V8 isolates give us both JavaScript and WebAssembly. This means that you can leverage the prototyping power and extensive ecosystem of JavaScript, alongside the power of WebAssembly, which in addition to fast, predictable, performance, also opens up the wealth of libraries written in languages that can target WebAssembly, like C, C++, and Rust.

WebAssembly on Workers eliminates trade-offs that were originally considered irresolvable: low-latency, high-performing, and Web Platform compatible- pick three.

Why Rust?

Rust is a relatively new programming language with the goal of “empowering everyone to build reliable and efficient software”. It’s a systems level language that offers its users a high amount of control, while still seeking to offer an ergonomic, friendly and modern development experience.

The Rust-WebAssembly Working Group made incredible efforts last year to build out a suite of developer tools for WebAssembly. At Cloudflare, we’re excited to support those efforts with paid developer hours and leverage those efforts to empower our users to start harnessing the power of WebAssembly on Workers now.

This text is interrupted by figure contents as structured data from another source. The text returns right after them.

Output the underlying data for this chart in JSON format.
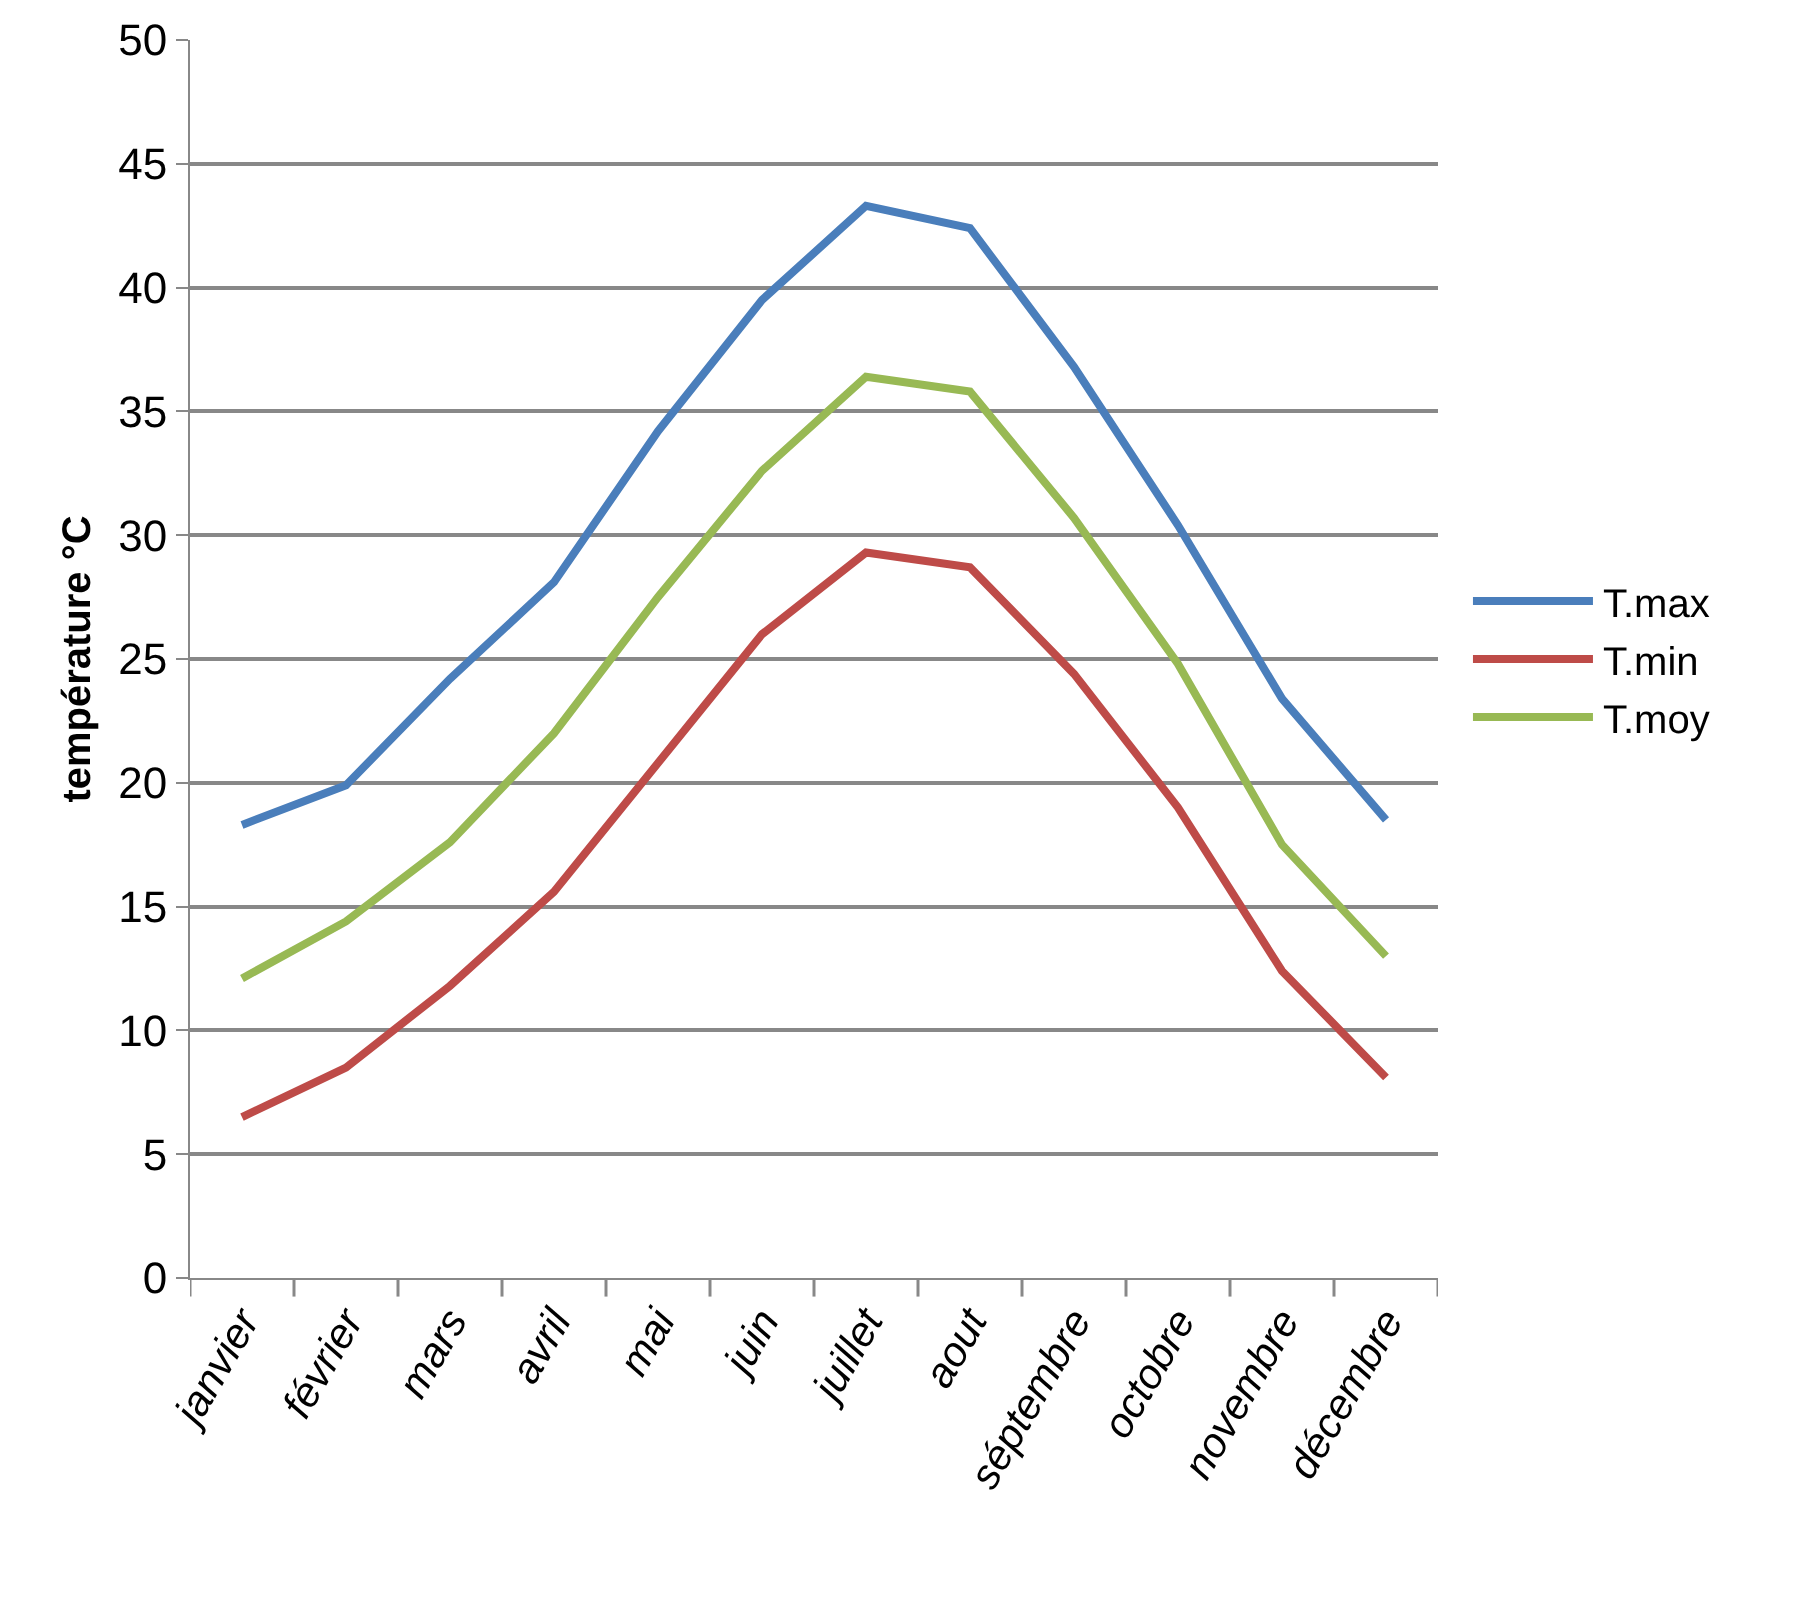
{
  "chart_data": {
    "type": "line",
    "ylabel": "température °C",
    "categories": [
      "janvier",
      "février",
      "mars",
      "avril",
      "mai",
      "juin",
      "juillet",
      "aout",
      "séptembre",
      "octobre",
      "novembre",
      "décembre"
    ],
    "series": [
      {
        "name": "T.max",
        "color": "#4a7ebb",
        "values": [
          18.3,
          19.9,
          24.2,
          28.1,
          34.2,
          39.5,
          43.3,
          42.4,
          36.8,
          30.4,
          23.4,
          18.5
        ]
      },
      {
        "name": "T.min",
        "color": "#be4b48",
        "values": [
          6.5,
          8.5,
          11.8,
          15.6,
          20.8,
          26,
          29.3,
          28.7,
          24.4,
          19,
          12.4,
          8.1
        ]
      },
      {
        "name": "T.moy",
        "color": "#98b954",
        "values": [
          12.1,
          14.4,
          17.6,
          22,
          27.5,
          32.6,
          36.4,
          35.8,
          30.7,
          24.8,
          17.5,
          13
        ]
      }
    ],
    "ylim": [
      0,
      50
    ],
    "yticks": [
      0,
      5,
      10,
      15,
      20,
      25,
      30,
      35,
      40,
      45,
      50
    ],
    "grid": "y",
    "legend": "right",
    "marker": "none",
    "line_style": "solid"
  }
}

There are several other toolchains including Emscripten (C, C++) and AssemblyScript (TypeScript) that we’re eager to support in the future. Rust is just the beginning (but we think it’s a pretty great place to start!).

Why now?

When developing new, highly technical, products, it’s easy to get caught up in the promise and vision- often to the detriment of getting the technology into the hands of the folks who will be using it every day in the future.

We want to broaden the community that has access at the early stages of this technology- who can bring their valuable perspectives and experience, and help us shape the future of these tools.

The first step to accomplishing that is building the tools that can enable folks to engage with the new platform. wrangler is a that enabling tool. It’s just enough to unblock users who were previously unable to interact with the platform because there was no paved path.

We don’t plan to stop here. Folks will rightly note that there are some critical developer workflow steps that are missing from wrangler: linting, testing, benchmarking, and size profiling are a few that come to mind. We’ve got some big plans and we’re excited to build out more, but we’re eager to release this now to enable more folks to participate in the process. The best way to know what developers need is to ask and listen- by creating and open sourcing wrangler in such an early phase we’re hoping to shorten the feedback cycle between product and user- and build the right thing, faster.

You can install wrangler using cargo:

cargo install wrangler

To get started, head on over to the Cloudflare docs and follow the tutorial. You’ll build and preview a Cloudflare Worker that uses Rust compiled to WebAssembly to parse Markdown.

Don’t stop there though. Please check out the repo, file some issues, build project templates, and write about your experience- we want to hear from you.

We’re really excited to see what y’all build!